The current study faced some limitations. The relatively low number of cases made it difficult to generalize the results to other medical centers and the entire Iranian population. In addition, because we did not have any case of calcaneus, talus, navicular or cuboid fractures, the achieved results may not be perfect in view of all fractures in this zone. Inter-observer reliability among different groups -attending physicians, residents, and interns- was also not determined.

Referring all patients for radiography and the subsequent danger of radiation exposure was not an ethical problem, because it is currently the routine procedure performed for all patients.

Conclusion

Our study proved that the OARs have the same results in the Iranian population as in the original study and the majority of other investigations.
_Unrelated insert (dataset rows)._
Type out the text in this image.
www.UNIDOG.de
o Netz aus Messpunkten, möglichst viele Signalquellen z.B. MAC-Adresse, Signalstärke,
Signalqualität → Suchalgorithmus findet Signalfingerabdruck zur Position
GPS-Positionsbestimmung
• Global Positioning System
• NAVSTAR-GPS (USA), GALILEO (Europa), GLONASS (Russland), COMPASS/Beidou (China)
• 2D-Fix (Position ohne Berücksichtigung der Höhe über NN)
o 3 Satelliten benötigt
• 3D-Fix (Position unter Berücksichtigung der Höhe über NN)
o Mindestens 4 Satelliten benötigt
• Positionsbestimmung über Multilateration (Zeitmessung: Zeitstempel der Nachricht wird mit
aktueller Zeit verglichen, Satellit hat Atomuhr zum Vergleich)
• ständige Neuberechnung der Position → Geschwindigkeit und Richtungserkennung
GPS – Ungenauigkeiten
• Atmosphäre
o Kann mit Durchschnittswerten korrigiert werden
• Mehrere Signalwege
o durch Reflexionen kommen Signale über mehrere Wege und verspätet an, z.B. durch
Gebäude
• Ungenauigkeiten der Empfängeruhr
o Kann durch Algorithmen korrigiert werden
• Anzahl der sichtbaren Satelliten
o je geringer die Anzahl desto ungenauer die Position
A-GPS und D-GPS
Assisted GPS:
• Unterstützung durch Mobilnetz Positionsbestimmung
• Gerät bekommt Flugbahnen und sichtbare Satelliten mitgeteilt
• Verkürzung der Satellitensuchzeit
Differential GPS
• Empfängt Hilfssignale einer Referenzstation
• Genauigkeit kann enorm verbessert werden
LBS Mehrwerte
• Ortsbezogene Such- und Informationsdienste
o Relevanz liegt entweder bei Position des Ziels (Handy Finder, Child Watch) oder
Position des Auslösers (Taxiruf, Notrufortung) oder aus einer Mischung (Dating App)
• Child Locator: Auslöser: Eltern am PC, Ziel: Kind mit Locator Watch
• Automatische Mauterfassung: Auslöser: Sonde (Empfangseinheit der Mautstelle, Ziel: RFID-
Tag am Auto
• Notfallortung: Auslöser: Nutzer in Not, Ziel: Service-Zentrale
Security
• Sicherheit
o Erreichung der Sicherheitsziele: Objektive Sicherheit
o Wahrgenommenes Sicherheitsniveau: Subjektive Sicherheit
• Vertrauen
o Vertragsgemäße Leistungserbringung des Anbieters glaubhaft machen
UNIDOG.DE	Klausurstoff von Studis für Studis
The sensitivity of these rules was 100% for diagnosing ankle and midfoot fractures, and application of these rules significantly reduced the number of radiographs by approximately 33%. Thus, OARs application can not only decrease the number of radiology department referrals, but also can reduce costs and radiation exposure and save time for hospital staff and patients

Suggestions for further evaluation include assessing the OARs' validity with more samples; assessing the OARs' validity in different medical centers, populations and by various treatment staff with different levels of clinical skill and expertise; studying physicians' attitude about and acceptance of these rules in the clinic setting; evaluating real changes resulting from application of the OARs; and evaluating patients' and physicians' satisfaction in case of using the OARs or other such rules.